A: If you’re a dentist, attorney, plumber, landscaper or pest control company, you can advertise and have your own market space on the video business guide. Think of it as a virtual video office.

The other side is a virtual mall (for) online sellers. Every seller will have a video storefront (with) a four-minute video to talk about services and products. They’ll be able to tag their products in the video so people can find their products easily on search engines. If I’m looking for a particular watch and search online, up will come the video storefronts that have that particular product.

Q: What experience do you bring to this effort?
A: I have worked for a couple of broadcasting companies, Salem Communications and Vision Communications. With Salem, I worked in a local market in Dallas and also as a national advertising executive. With Vision, I worked as an account executive in Springfield.

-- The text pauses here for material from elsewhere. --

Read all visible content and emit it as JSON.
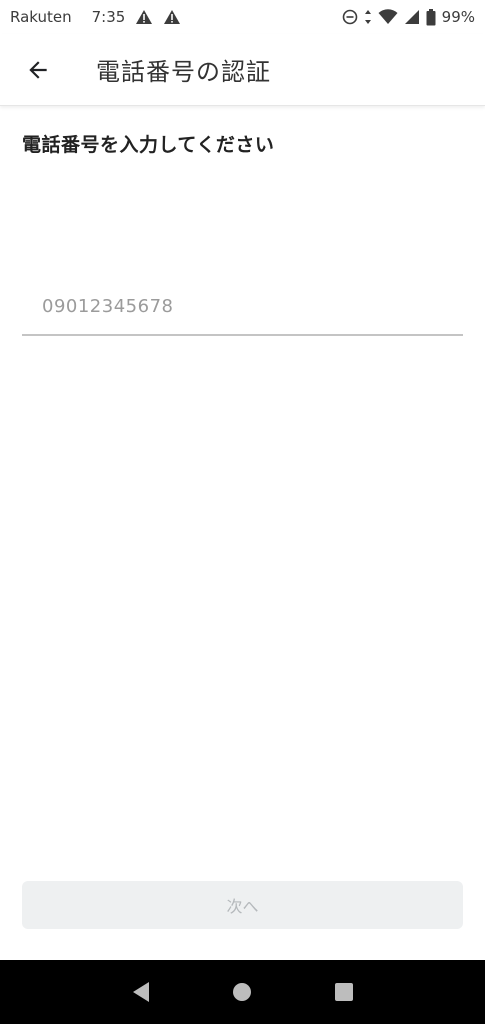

The last three years I have worked personally as an online marketer with my own company, RPH Enterprises.

Q: How have you formed an early foothold in social media – 5,100 Facebook fans and 10,250 Twitter followers?
A: We created such a buzz on Facebook with iPad giveaways. We were watching the fan base increase with every minute. At one point, there were 30 to 40 new fans coming on within a 10-minute span. The last four weeks, we’ve been giving out iPads and $250 Apple gift cards through our Facebook page and Twitter. We’ve given more than $7,000 worth of iPads and gift cards.

Q: As with most startups, there are hiccups. What are yours?
A: We were planning to launch the first of April and found some technical issues. Once it’s out there, and functions aren’t operating right, customers might have their credit cards and are ready to join as a member, but they think it’s just not worth it – there were those types of things we had to think about before we rolled out. We’ve had some technical glitches along the way, but we’ve got some high-tech teams working on that.